Профессор Кривцов возразил:
— Семен Игнатьевич, вы не совсем правы. Не знаю, как Карпов, но Рогов воспитывался именно так.
— Все это хорошо, но не забывайте — они пока что студенты. Их нельзя упускать из виду. Вот мы упустили Карпова, его подхватил Великопольский. Я больше всех виноват в том, что не настоял на Ученом совете, чтобы Карпова прикрепили на практику к кому-нибудь другому. Таких ошибок повторять нельзя… Да, кстати, что поделывает Великопольский?
— Молчит.
— А как же его антиканцерогенные вещества?
— Возится с биоцитином, как всегда произвольно трактует факты в защиту своей теории.
— А вы?
— Ждем.
— Алексей Иванович, ждать нельзя. История с диссертацией Великопольского затягивается. Надо писать в газету.

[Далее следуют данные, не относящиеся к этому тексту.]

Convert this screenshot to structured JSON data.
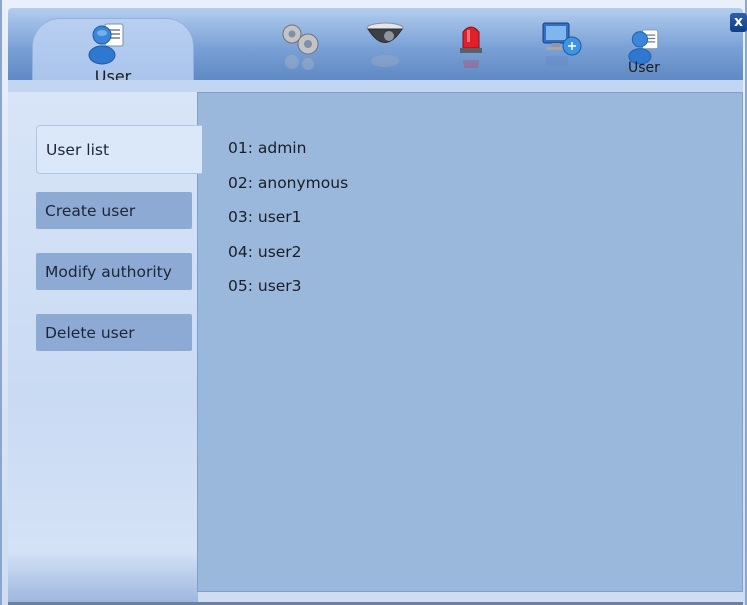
{
  "toolbar": {
    "active_tab_label": "User",
    "user_tab_label": "User",
    "close_label": "x",
    "icons": [
      "user-icon",
      "settings-gears-icon",
      "camera-dome-icon",
      "alarm-siren-icon",
      "network-monitor-icon",
      "user-icon"
    ]
  },
  "sidebar": {
    "items": [
      {
        "label": "User list"
      },
      {
        "label": "Create user"
      },
      {
        "label": "Modify authority"
      },
      {
        "label": "Delete user"
      }
    ]
  },
  "users": [
    "01: admin",
    "02: anonymous",
    "03: user1",
    "04: user2",
    "05: user3"
  ],
  "colors": {
    "panel": "#9ab8dc",
    "sidebar_button": "#8daad4",
    "toolbar": "#7aa1d6"
  }
}
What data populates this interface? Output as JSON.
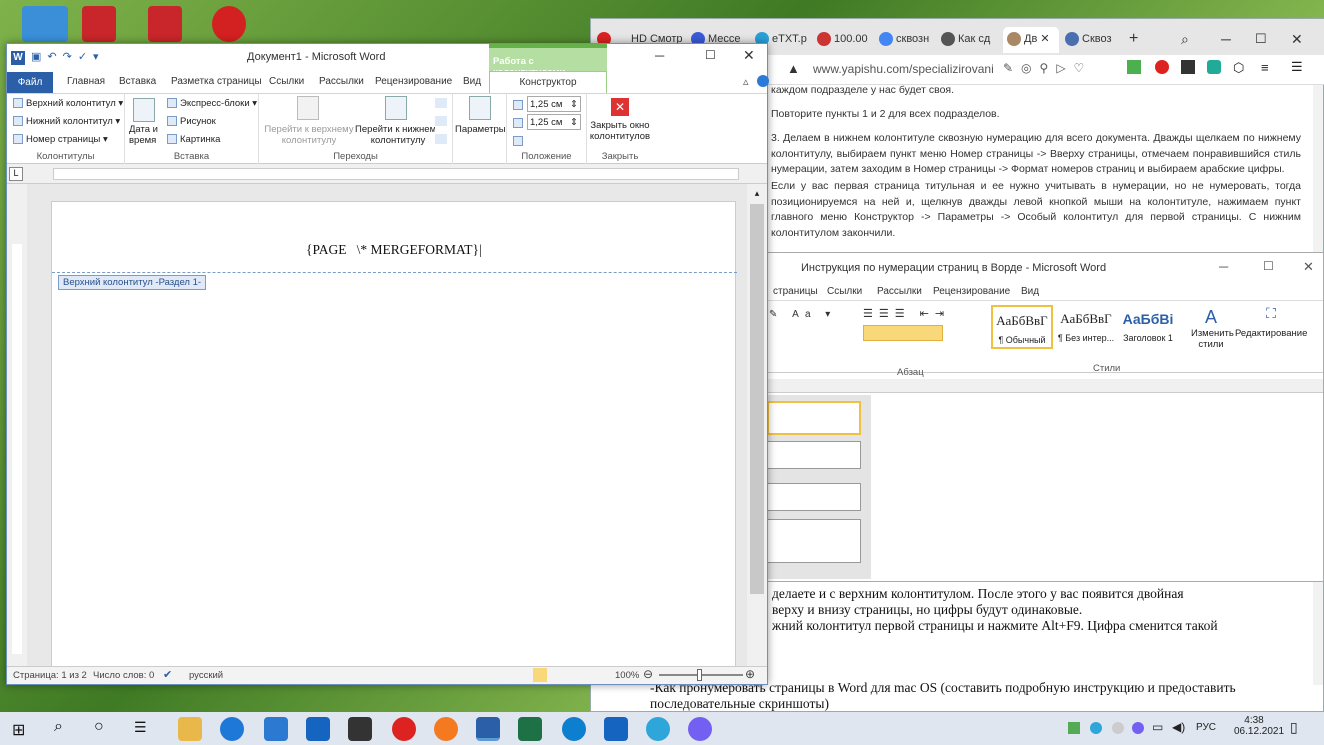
{
  "browser": {
    "tabs": [
      "HD Смотр",
      "Мессе",
      "eTXT.p",
      "100.00",
      "сквозн",
      "Как сд",
      "Дв",
      "Сквоз"
    ],
    "url": "www.yapishu.com/specializirovani",
    "paragraphs": [
      "каждом подразделе у нас будет своя.",
      "Повторите пункты 1 и 2 для всех подразделов.",
      "3. Делаем в нижнем колонтитуле сквозную нумерацию для всего документа. Дважды щелкаем по нижнему колонтитулу, выбираем пункт меню Номер страницы -> Вверху страницы, отмечаем понравившийся стиль нумерации, затем заходим в Номер страницы -> Формат номеров страниц и выбираем арабские цифры.",
      "Если у вас первая страница титульная и ее нужно учитывать в нумерации, но не нумеровать, тогда позиционируемся на ней и, щелкнув дважды левой кнопкой мыши на колонтитуле, нажимаем пункт главного меню Конструктор -> Параметры -> Особый колонтитул для первой страницы. С нижним колонтитулом закончили."
    ]
  },
  "word2": {
    "title": "Инструкция по нумерации страниц в Ворде - Microsoft Word",
    "tabs": [
      "страницы",
      "Ссылки",
      "Рассылки",
      "Рецензирование",
      "Вид"
    ],
    "styles": [
      {
        "preview": "АаБбВвГ",
        "name": "¶ Обычный"
      },
      {
        "preview": "АаБбВвГ",
        "name": "¶ Без интер..."
      },
      {
        "preview": "АаБбВі",
        "name": "Заголовок 1"
      }
    ],
    "change_styles": "Изменить стили",
    "editing": "Редактирование",
    "group_para": "Абзац",
    "group_styles": "Стили"
  },
  "doc_lines": [
    "делаете и с верхним колонтитулом. После этого у вас появится двойная",
    "верху и внизу страницы, но цифры будут одинаковые.",
    "жний колонтитул первой страницы и нажмите Alt+F9. Цифра сменится такой",
    "-Как пронумеровать страницы в Word для mac OS (составить подробную инструкцию и предоставить",
    "последовательные скриншоты)"
  ],
  "word1": {
    "title": "Документ1 - Microsoft Word",
    "context_tab": "Работа с колонтитулами",
    "tabs": [
      "Файл",
      "Главная",
      "Вставка",
      "Разметка страницы",
      "Ссылки",
      "Рассылки",
      "Рецензирование",
      "Вид",
      "Конструктор"
    ],
    "ribbon": {
      "header": "Верхний колонтитул",
      "footer": "Нижний колонтитул",
      "page_number": "Номер страницы",
      "group_hf": "Колонтитулы",
      "date_time": "Дата и время",
      "quick_parts": "Экспресс-блоки",
      "picture": "Рисунок",
      "clipart": "Картинка",
      "group_insert": "Вставка",
      "goto_header": "Перейти к верхнему колонтитулу",
      "goto_footer": "Перейти к нижнему колонтитулу",
      "group_nav": "Переходы",
      "options": "Параметры",
      "top_val": "1,25 см",
      "bottom_val": "1,25 см",
      "group_pos": "Положение",
      "close": "Закрыть окно колонтитулов",
      "group_close": "Закрыть"
    },
    "field_code": "{PAGE   \\* MERGEFORMAT}",
    "header_tag": "Верхний колонтитул -Раздел 1-",
    "status": {
      "page": "Страница: 1 из 2",
      "words": "Число слов: 0",
      "lang": "русский",
      "zoom": "100%"
    }
  },
  "taskbar": {
    "lang": "РУС",
    "time": "4:38",
    "date": "06.12.2021"
  }
}
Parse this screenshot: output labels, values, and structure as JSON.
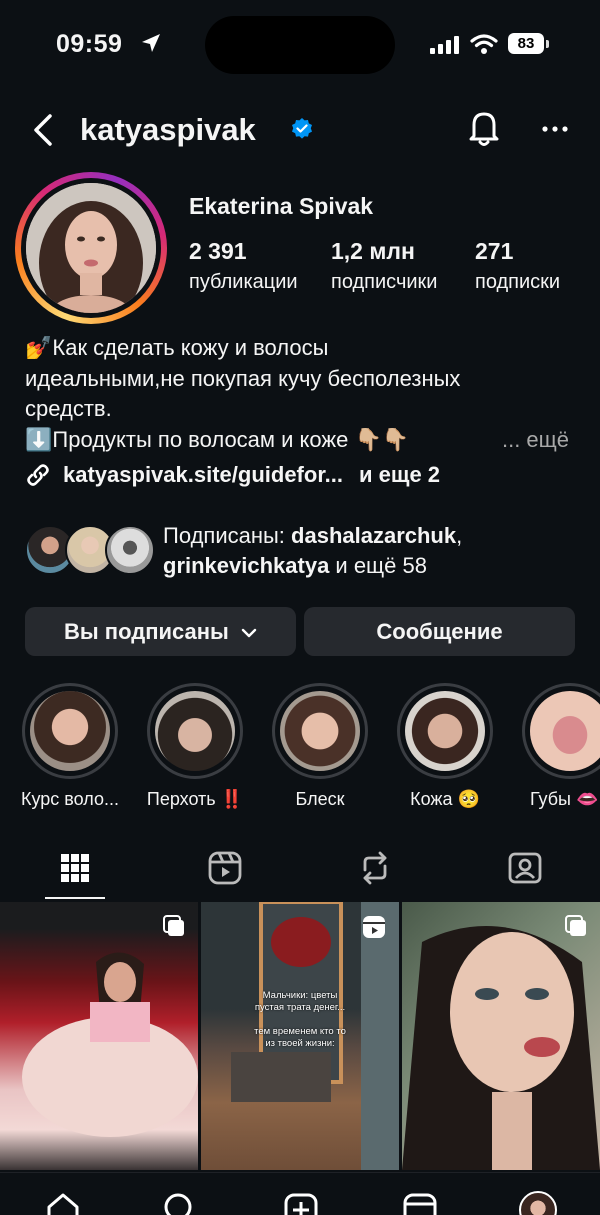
{
  "status_bar": {
    "time": "09:59",
    "battery": "83"
  },
  "header": {
    "username": "katyaspivak"
  },
  "profile": {
    "full_name": "Ekaterina Spivak",
    "stats": [
      {
        "value": "2 391",
        "label": "публикации"
      },
      {
        "value": "1,2 млн",
        "label": "подписчики"
      },
      {
        "value": "271",
        "label": "подписки"
      }
    ],
    "bio": {
      "line1": "💅Как сделать кожу и волосы",
      "line2": "идеальными,не покупая кучу бесполезных",
      "line3": "средств.",
      "line4": "⬇️Продукты по волосам и коже 👇🏼👇🏼",
      "more": "... ещё"
    },
    "link": {
      "text": "katyaspivak.site/guidefor...",
      "extra": "и еще 2"
    },
    "followed_by": {
      "prefix": "Подписаны: ",
      "user1": "dashalazarchuk",
      "sep": ",",
      "user2": "grinkevichkatya",
      "suffix": " и ещё 58"
    }
  },
  "actions": {
    "following": "Вы подписаны",
    "message": "Сообщение"
  },
  "highlights": [
    {
      "label": "Курс воло...",
      "color": "#b98c7a"
    },
    {
      "label": "Перхоть ‼️",
      "color": "#8f8a86"
    },
    {
      "label": "Блеск",
      "color": "#caa08c"
    },
    {
      "label": "Кожа 🥺",
      "color": "#c9a896"
    },
    {
      "label": "Губы 👄",
      "color": "#e0a8a8"
    }
  ],
  "posts": [
    {
      "type": "carousel",
      "caption": ""
    },
    {
      "type": "reel",
      "caption_line1": "Мальчики: цветы",
      "caption_line2": "пустая трата денег...",
      "caption_line3": "тем временем кто то",
      "caption_line4": "из твоей жизни:"
    },
    {
      "type": "carousel",
      "caption": ""
    }
  ],
  "icons": {
    "back": "chevron-left-icon",
    "verified": "verified-badge-icon",
    "bell": "bell-icon",
    "more": "more-horizontal-icon",
    "grid": "grid-icon",
    "reels": "reels-icon",
    "reposts": "repost-icon",
    "tagged": "tagged-icon",
    "home": "home-icon",
    "search": "search-icon",
    "create": "create-icon",
    "profile": "profile-avatar-icon"
  }
}
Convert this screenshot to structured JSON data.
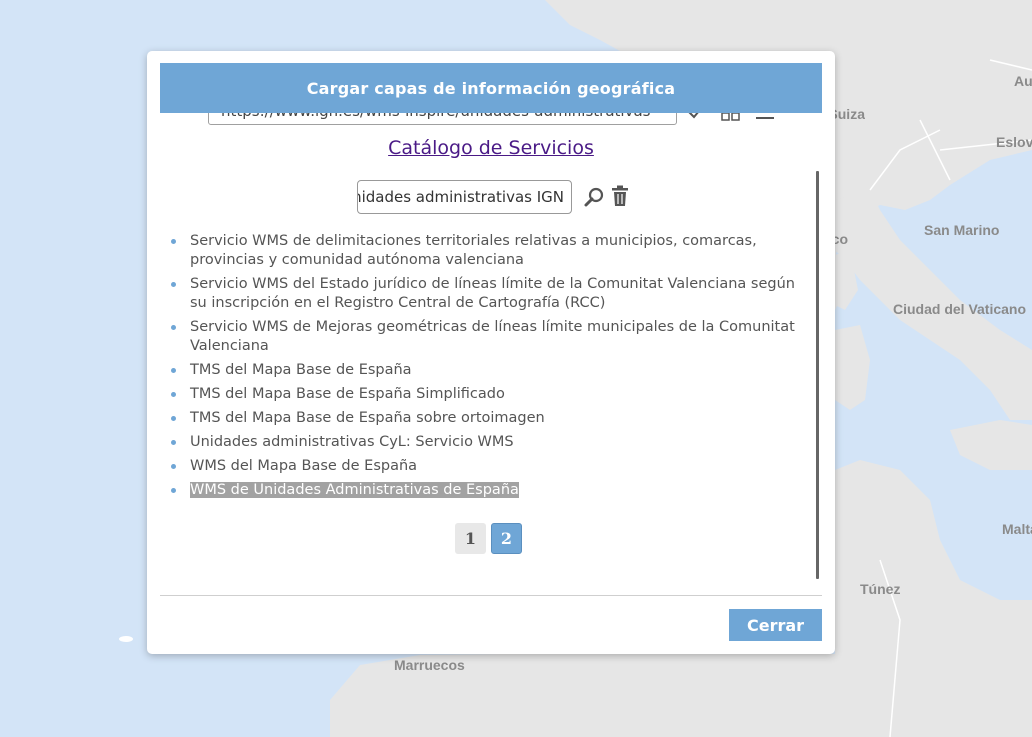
{
  "map": {
    "labels": [
      "Austria",
      "Suiza",
      "Eslovenia",
      "San Marino",
      "Ciudad del Vaticano",
      "Mónaco",
      "Túnez",
      "Malta",
      "Marruecos"
    ],
    "colors": {
      "sea": "#d3e4f7",
      "land": "#e6e6e6",
      "border": "#ffffff"
    }
  },
  "dialog": {
    "title": "Cargar capas de información geográfica",
    "url_value": "https://www.ign.es/wms-inspire/unidades-administrativas",
    "catalog_title": "Catálogo de Servicios",
    "search_value": "Unidades administrativas IGN",
    "services": [
      "Servicio WMS de delimitaciones territoriales relativas a municipios, comarcas, provincias y comunidad autónoma valenciana",
      "Servicio WMS del Estado jurídico de líneas límite de la Comunitat Valenciana según su inscripción en el Registro Central de Cartografía (RCC)",
      "Servicio WMS de Mejoras geométricas de líneas límite municipales de la Comunitat Valenciana",
      "TMS del Mapa Base de España",
      "TMS del Mapa Base de España Simplificado",
      "TMS del Mapa Base de España sobre ortoimagen",
      "Unidades administrativas CyL: Servicio WMS",
      "WMS del Mapa Base de España",
      "WMS de Unidades Administrativas de España"
    ],
    "selected_service_index": 8,
    "pages": [
      "1",
      "2"
    ],
    "active_page": "2",
    "close_label": "Cerrar"
  },
  "colors": {
    "accent": "#6fa6d6",
    "link": "#4a1a86",
    "selected_bg": "#a2a2a2"
  }
}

— Уже написано. Статья появится в одном из ближайших номеров "Вестника Академии наук". Мало того, на конференции онкологов Иван Петрович по пунктам разбил всю теорию Великопольского.
— Не всю, положим…
— Не скромничайте, Иван Петрович!.. Кроме того, заканчивается разработка вирусной теории рака в Ленинградском институте.
— Хорошо! Очень хорошо! Ну, хватит о Великопольском. Поговорим лучше о "болотнице" и о вирусе Иванова.
— "Болотницу" начинаем изучать завтра. Сообщение с нестойкости вируса очень кстати.
— А вирус Иванова предоставим на растерзание студентам.
— Не рано ли, Иван Петрович?
— Шучу, шучу… Они будут проводить всю работу под нашим с Алексеем Ивановичем руководством.
— Ну, добро!.. Ах, друзья, если бы вы знали, как тяжело болеть! В эту минуту я чувствую себя сносно, но через час-два не в состоянии буду даже думать. Ну что же мне, вот так пластом и лежать? Как на самом скучном курорте!
— А когда вы были на курорте?
— До войны был.
— Забылось, пожалуй?
— Да вот вспоминаю… Но нет, друзья, совершенно серьезно: с "болотницей" надо покончить как можно скорее!
Он вздохнул и закрыл глаза. В комнате сразу стало тихо.
Кривцов прошептал:
— А почему Марии Александровны до сих пор нет?
— Дежурит. У нее сегодня три неотложных операции.
Петренко шевельнулся на кровати, позвал:
— Маша… — открыл глаза, посмотрел на Ивлева и Кривцова и огорченно спросил:
— Маши нет?
— Нет.
Глава XVI
Снег начал итти поздно вечером, — спокойный, медленный, как бывает только в начале зимы. К утру окна затянуло легким фантастическим рисунком; на провода, на ветви деревьев осел пушистый иней; гудки заводов прозвучали торжественно и гулко; все в мире вдруг изменилось.
Но вот к полудню из-за туч проглянуло солнце. Оно лишь скользнуло своим косым лучом по земле, но и этого было достаточно, чтобы разрушить творение великого художника-мороза.